Some observers think Vodafone’s offer is incomplete without a pay TV component and that may well be on the horizon in the UK as some sort of TV everywhere deal - especially if it completes its ‘swap’ deal with Trinity Global and ends up bagging the UK’s cable operator, Virgin Media. Any questions about television in any form were forbidden on the journalists’ call made to announce the move, presumably because Vodafone had conveniently gagged itself by previously announcing that it was in talks with Trinity Global so…  you know...can’t talk about it.  

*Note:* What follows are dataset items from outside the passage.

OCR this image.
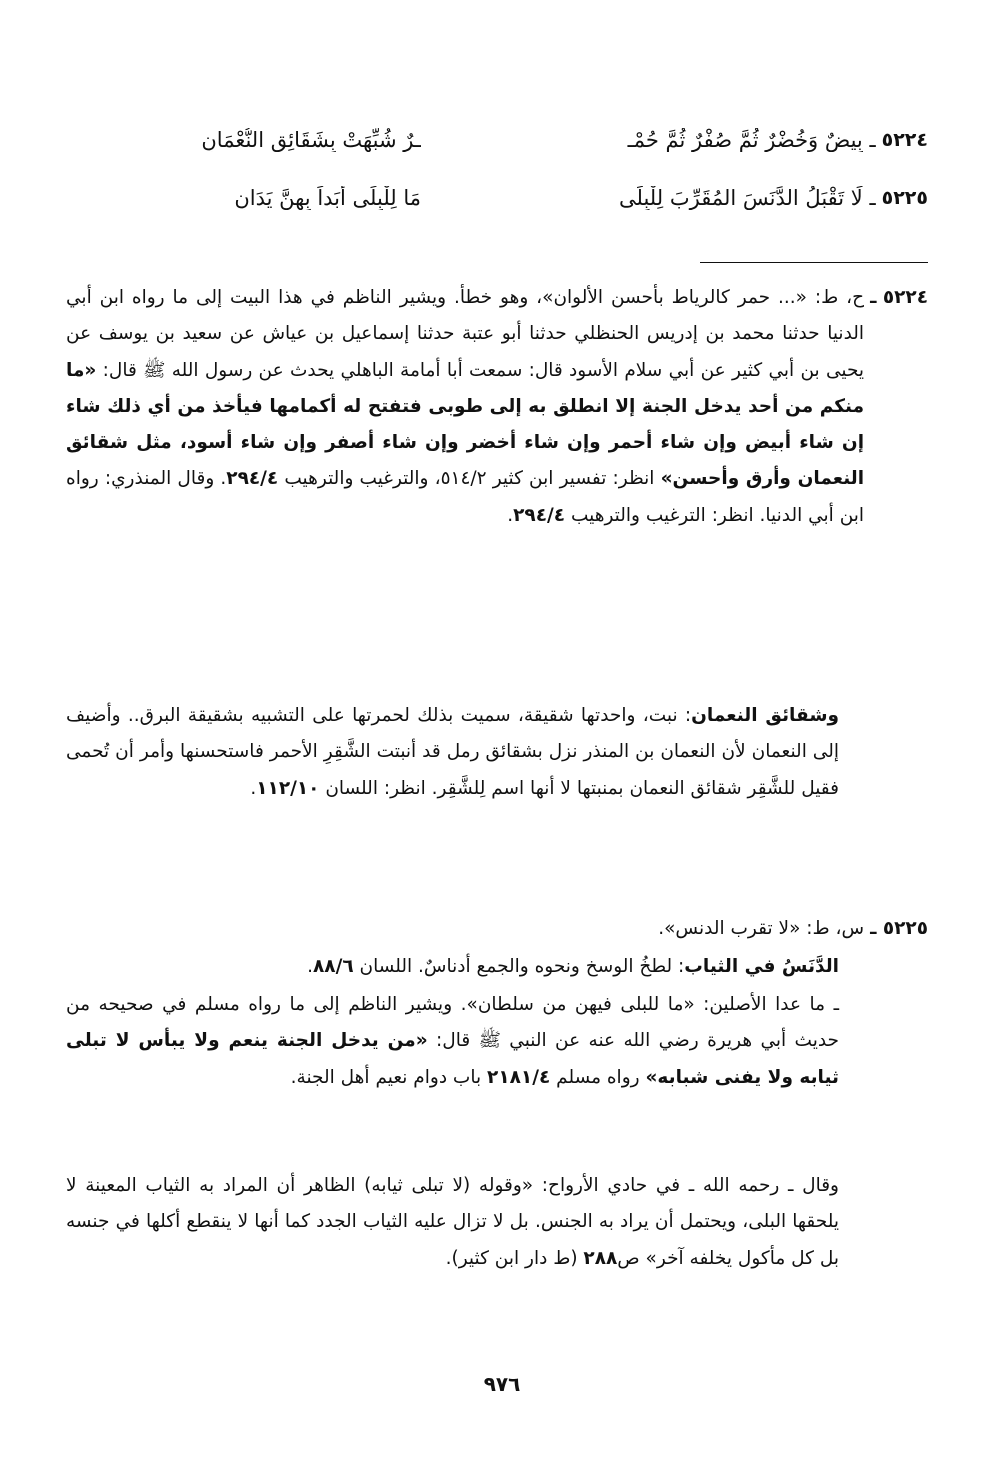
٥٢٢٤
ـ بِيضٌ وَخُضْرٌ ثُمَّ صُفْرٌ ثُمَّ حُمْـ
ـرٌ شُبِّهَتْ بِشَقَائِقِ النُّعْمَانِ
٥٢٢٥
ـ لَا تَقْبَلُ الدَّنَسَ المُقَرِّبَ لِلْبِلَى
مَا لِلْبِلَى أَبَداً بِهِنَّ يَدَانِ
٥٢٢٤ ـ
ح، ط: «... حمر كالرياط بأحسن الألوان»، وهو خطأ. ويشير الناظم في هذا البيت إلى ما رواه ابن أبي الدنيا حدثنا محمد بن إدريس الحنظلي حدثنا أبو عتبة حدثنا إسماعيل بن عياش عن سعيد بن يوسف عن يحيى بن أبي كثير عن أبي سلام الأسود قال: سمعت أبا أمامة الباهلي يحدث عن رسول الله ﷺ قال: «ما منكم من أحد يدخل الجنة إلا انطلق به إلى طوبى فتفتح له أكمامها فيأخذ من أي ذلك شاء إن شاء أبيض وإن شاء أحمر وإن شاء أخضر وإن شاء أصفر وإن شاء أسود، مثل شقائق النعمان وأرق وأحسن» انظر: تفسير ابن كثير ٥١٤/٢، والترغيب والترهيب ٢٩٤/٤. وقال المنذري: رواه ابن أبي الدنيا. انظر: الترغيب والترهيب ٢٩٤/٤.
وشقائق النعمان: نبت، واحدتها شقيقة، سميت بذلك لحمرتها على التشبيه بشقيقة البرق.. وأضيف إلى النعمان لأن النعمان بن المنذر نزل بشقائق رمل قد أنبتت الشَّقِرِ الأحمر فاستحسنها وأمر أن تُحمى فقيل للشَّقِر شقائق النعمان بمنبتها لا أنها اسم لِلشَّقِر. انظر: اللسان ١١٢/١٠.
٥٢٢٥ ـ
س، ط: «لا تقرب الدنس».
الدَّنَسُ في الثياب: لطخُ الوسخ ونحوه والجمع أدناسٌ. اللسان ٨٨/٦.
ـ ما عدا الأصلين: «ما للبلى فيهن من سلطان». ويشير الناظم إلى ما رواه مسلم في صحيحه من حديث أبي هريرة رضي الله عنه عن النبي ﷺ قال: «من يدخل الجنة ينعم ولا يبأس لا تبلى ثيابه ولا يفنى شبابه» رواه مسلم ٢١٨١/٤ باب دوام نعيم أهل الجنة.
وقال ـ رحمه الله ـ في حادي الأرواح: «وقوله (لا تبلى ثيابه) الظاهر أن المراد به الثياب المعينة لا يلحقها البلى، ويحتمل أن يراد به الجنس. بل لا تزال عليه الثياب الجدد كما أنها لا ينقطع أكلها في جنسه بل كل مأكول يخلفه آخر» ص٢٨٨ (ط دار ابن كثير).
٩٧٦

What appears to have happened is that a long-term strategy of building itself a fibre network to link to all BT exchanges and therefore be in a position to properly unbundle BT’s copper via OpenReach (rather than just interconnect with BT for the bitstream product) was well under way thanks to Vodafone’s purchase of the Cable & Wireless network in the UK. Talks with Liberty Global only broke through later.

In any case ownership of Virgin Media can only provide a partial broadband and TV coverage solution since the network passes a minority of UK dwellings, so Vodafone’s exchange network still makes sense in the grand scheme of things.

But if there is a swap it will be interesting to see how well Vodafone performs in the interim with what appears to be an alternative approach to the UK market encapsulated in its ‘Power to You’ slogan. This implies that Vodafone has made an informed decision to limit its ambitions to be top-of-the class connector, rather than (by implication) be a multi-play packager of comms and content like its rivals.

I have heard the ‘top class connector’ articulated by other providers too and it goes a bit like this: “whatever the research says that people say they want (bundled comms and content), many users find that what they actually want is not a big package of content and connectivity, but a service that gives them plenty of access so they can choose the content and services they want…  they will eventually want to pick and choose, ‘a la carte’, even if some of them don’t know it - especially the younger cohorts.”

The prevalent view, however, is that multi-play is where the action is.

Paolo Pescatore, director, multiplay and media at CCS Insight thinks Vodafone’s move “is a good start, but we expected more features to be included such as cloud storage and content including pay TV, which are paramount in providing a truly comprehensive multiplay services offering. Most, if not all, broadband providers now offer a pay TV service.”

The TV part is, apparently, on its way.